For more information about the Simplyhealth Great North Run
Father-of-three, Ben McBean, has entered the Simplyhealth Great North Run to raise awareness of autism.
Ben, from Stockton-on-Tees, said: “When my son Luke was five, we were told by the school that they thought he had autism, which as you can imagine was quite a shock.
“The whole diagnosis process took two years before we could get our appointment with the MATT clinic, where a team of professionals discuss whether there are sufficient traits to meet the criteria for autism.
“I was in tears when I was told that Luke didn’t have autism, particularly because within a number of months it was quite evident that Luke did in fact have autism as the differences between him and his peers became more apparent.
“It took another 2 years for him to be reassessed, and as expected he received a diagnosis of Autism Spectrum Disorder (ASD).

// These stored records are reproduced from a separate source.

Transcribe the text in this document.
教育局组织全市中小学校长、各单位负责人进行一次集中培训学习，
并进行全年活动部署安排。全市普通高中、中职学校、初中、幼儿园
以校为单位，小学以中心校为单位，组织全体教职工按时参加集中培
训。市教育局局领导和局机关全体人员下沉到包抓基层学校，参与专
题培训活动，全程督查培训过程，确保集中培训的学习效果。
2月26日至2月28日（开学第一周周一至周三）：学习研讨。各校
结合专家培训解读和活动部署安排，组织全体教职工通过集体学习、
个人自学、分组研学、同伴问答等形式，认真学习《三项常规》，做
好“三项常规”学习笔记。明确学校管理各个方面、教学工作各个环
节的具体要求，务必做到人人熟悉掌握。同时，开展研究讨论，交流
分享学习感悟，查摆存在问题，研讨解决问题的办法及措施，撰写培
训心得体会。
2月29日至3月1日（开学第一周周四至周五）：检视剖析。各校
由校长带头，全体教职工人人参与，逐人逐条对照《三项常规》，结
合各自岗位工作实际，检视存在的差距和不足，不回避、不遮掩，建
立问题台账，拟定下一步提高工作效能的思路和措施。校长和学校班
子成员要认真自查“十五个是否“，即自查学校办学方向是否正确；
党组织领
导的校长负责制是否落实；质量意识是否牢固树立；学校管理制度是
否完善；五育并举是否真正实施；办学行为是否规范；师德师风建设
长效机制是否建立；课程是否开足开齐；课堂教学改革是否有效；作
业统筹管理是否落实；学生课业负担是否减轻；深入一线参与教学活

“This time I was in tears because I realised that we needed the diagnosis so that people would understand his behaviour and we could get the additional support we needed for him.”
Ben added: “During the process of diagnosis, we were lucky enough to have two more boys, but the youngest, Harry, started to show signs that he had sensory issues.
“With our new knowledge, we suspected that he too had autism.
“Harry commenced the diagnosis process at the same time Luke commenced the process for the second time and eventually, after 18 months, Harry was diagnosed as having ASD at three years old.
“Over the last 8 years we have had various challenges from having to remove our boys from their schools, fighting for the support and funding they require, dealing with challenging behaviours and lack of sleep.”
After experiencing first-hand how little support there is for people on the Autistic Spectrum, Ben is running to raise money and awareness for autism and special needs at the Simplyhealth Great North Run, which takes place on Sunday 10 September.
He said: “The Great North Run is something that has been in my consciousness from being at school in the 80’s but I didn’t think it was something I would be capable of and that it’s only really for ‘proper runners’.
“However, I realised it is within my capabilities, especially when you see some of the things that people overcome to make it round.”
The half marathon is an opportunity for Ben to fundraise for SNAPS (Special Needs Activities with Parents Support), a local charity which has supported him and his family.
He said: “I wanted to help a smaller charity with whom I could make a bigger impact.
“One of the most important things in our lives has been finding the charities in our area that support families and facilitate activities for children with Special Needs.
“It’s so nice to be somewhere where their challenging behaviour is accepted as part of their autism, not a child being naughty.
“Also we met other parents in situations similar to our own and it has been really beneficial to learn from the experiences of others.
“SNAPS is run by an tireless and inspired lady, Ruth Benson, who saw the need for these facilities, having had a son with disabilities herself.”
Ben added: “I believe that it is important for me as a parent of children with disabilities to do my utmost to try and make the society that they live in more accepting/understanding and try to ensure that they will live fulfilled lives.”